In the spring of 1981, I had transitioned to Bellevue Hospital in Manhattan as a first-year gastroenterology fellow. I read the landmark series published in Morbidity and Mortality Weekly Report about an epidemic of Kaposi’s sarcoma found in young men who have sex with men, just 2 weeks after MMWR published another article about five cases in Los Angeles of Pneumocystis carinii pneumonia, also reported in previously healthy MSM. From then on, the HIV/AIDS epidemic broke out as physicians around the country reported the same conditions in their own patients. I essentially “grew up” with HIV and fell in among the AIDS clinical trials, doing extensive work in HIV and gastroenterology while waiting for something to happen in the hepatitis world. I understood immunology and viruses from my experience with HIV long before treatment became available for hepatitis B or HCV, so this uniquely prepared me for my later work with hepatitis. Fortunately, after two rounds of treatment, I was cured of HCV in 1999.
With such rapid progression of HCV-curing treatment options, what else about the disease is important to focus on?
Clinical research in this area has slowed down since the approval of direct-acting antivirals, but now our challenges lie in identifying individuals with HCV — particularly baby boomers — and then connecting them to care, because so many people do not know they are infected.

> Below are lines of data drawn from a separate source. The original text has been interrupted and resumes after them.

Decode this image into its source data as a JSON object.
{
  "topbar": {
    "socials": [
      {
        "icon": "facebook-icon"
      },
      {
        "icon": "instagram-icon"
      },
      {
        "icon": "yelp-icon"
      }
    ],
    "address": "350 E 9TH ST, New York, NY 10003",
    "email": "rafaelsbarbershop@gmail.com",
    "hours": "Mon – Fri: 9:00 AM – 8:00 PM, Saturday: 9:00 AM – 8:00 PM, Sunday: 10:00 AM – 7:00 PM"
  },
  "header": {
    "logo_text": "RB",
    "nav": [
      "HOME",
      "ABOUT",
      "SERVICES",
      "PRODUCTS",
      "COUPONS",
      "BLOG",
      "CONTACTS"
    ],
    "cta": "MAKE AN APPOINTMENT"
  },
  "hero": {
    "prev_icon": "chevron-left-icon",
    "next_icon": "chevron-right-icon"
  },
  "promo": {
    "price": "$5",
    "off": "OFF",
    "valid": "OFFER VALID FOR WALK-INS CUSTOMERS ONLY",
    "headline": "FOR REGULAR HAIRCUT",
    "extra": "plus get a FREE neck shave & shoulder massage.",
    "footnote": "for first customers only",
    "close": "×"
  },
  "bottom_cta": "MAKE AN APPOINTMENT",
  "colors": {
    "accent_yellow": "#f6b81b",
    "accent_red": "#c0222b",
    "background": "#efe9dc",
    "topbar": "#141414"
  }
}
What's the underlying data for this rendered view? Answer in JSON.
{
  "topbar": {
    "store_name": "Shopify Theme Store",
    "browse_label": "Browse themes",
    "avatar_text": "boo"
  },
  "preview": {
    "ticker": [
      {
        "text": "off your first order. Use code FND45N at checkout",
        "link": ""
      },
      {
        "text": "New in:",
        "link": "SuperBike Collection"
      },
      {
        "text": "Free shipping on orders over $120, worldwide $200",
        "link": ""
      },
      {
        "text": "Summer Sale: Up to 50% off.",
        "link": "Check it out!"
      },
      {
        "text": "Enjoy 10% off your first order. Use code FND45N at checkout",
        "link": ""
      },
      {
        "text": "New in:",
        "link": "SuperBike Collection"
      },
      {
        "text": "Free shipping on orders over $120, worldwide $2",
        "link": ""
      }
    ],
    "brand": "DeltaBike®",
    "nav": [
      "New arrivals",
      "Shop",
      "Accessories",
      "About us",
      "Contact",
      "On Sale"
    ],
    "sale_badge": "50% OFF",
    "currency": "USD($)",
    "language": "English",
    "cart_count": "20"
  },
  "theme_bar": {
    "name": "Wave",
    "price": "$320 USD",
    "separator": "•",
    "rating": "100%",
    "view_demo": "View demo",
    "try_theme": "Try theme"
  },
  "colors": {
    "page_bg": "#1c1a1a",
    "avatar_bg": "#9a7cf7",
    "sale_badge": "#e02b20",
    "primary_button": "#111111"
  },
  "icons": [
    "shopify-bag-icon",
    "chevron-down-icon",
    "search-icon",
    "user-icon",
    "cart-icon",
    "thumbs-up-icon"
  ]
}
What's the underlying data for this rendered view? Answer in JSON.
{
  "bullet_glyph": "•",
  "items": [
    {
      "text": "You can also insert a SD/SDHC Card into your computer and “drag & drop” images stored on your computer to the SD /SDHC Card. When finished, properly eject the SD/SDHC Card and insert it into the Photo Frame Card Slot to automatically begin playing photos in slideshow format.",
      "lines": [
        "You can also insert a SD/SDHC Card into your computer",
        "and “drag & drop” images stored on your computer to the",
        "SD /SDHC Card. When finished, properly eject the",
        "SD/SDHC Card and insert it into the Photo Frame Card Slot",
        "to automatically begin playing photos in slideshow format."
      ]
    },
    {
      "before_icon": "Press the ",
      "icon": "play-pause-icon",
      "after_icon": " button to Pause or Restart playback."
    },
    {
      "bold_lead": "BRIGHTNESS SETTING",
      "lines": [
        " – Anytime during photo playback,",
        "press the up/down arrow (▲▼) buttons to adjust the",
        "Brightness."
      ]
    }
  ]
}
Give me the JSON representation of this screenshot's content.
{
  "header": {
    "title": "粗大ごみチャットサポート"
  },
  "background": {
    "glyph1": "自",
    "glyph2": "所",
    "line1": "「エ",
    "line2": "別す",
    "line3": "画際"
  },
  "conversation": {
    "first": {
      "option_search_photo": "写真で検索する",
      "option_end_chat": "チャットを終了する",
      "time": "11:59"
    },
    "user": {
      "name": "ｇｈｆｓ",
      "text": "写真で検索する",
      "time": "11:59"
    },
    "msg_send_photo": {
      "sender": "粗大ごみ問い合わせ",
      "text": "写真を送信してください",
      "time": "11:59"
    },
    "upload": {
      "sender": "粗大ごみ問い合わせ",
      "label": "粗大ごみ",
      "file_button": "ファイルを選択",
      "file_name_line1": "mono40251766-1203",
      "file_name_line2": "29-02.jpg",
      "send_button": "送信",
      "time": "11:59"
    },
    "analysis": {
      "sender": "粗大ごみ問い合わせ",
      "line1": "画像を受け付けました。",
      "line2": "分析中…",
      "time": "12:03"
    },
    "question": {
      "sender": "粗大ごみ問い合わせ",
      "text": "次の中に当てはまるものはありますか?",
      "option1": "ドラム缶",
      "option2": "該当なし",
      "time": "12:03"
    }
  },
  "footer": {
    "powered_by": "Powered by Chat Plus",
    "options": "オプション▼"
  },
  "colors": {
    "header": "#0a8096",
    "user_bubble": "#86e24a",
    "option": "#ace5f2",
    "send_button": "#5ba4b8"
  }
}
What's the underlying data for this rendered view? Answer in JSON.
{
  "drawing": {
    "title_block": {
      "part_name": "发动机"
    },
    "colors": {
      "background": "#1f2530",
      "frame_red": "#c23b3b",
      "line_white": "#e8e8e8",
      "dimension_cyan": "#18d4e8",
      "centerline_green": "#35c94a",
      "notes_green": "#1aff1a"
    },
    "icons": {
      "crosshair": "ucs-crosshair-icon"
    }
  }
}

In addition, physicians have two fairly new HCV epidemics they must urgently address: the spread of acute HCV among HIV-positive MSM, which is the newest sexually transmitted infection, and among people younger than age 30 who inject drugs. The latter population is now the same size or larger than the baby boomer population and, tragically, more than 60% of them are women, thus exponentially increasing the incidence of mother-to-child HCV transmission. At Mount Sinai, my colleagues and I have attempted to test every patient coming through our emergency room and department of obstetrics and gynecology; however, patients can opt out of HCV testing, so we are still not reaching as many people as possible.
What research efforts are showing the most promise for the future of HCV?
The next major push for future research is to take what we have learned from curing HCV in patients with and without HIV and implementing that into finding a cure for HBV. There is significant overlap between HIV therapies and treatments used for hepatitis B, including a combination therapy of antivirals and immunostimulators. However, unlike HCV, hepatitis B can integrate into the hepatocyte genome, leading to a covalently closed circular DNA molecule that is extremely difficult to eradicate, as it causes persistent infection.
What additional remarks would you like to share with our readers?
If there is a good time to have HCV, it is now because we can cure almost any patient with one round of treatment. Our biggest problems now are educating the public to get tested and getting primary care physicians to refer patients who have elevated liver enzymes to specialists. Education is a real challenge, but I believe physicians are beginning to understand that this is a curable disease, and that there is no reason not to refer patients for treatment.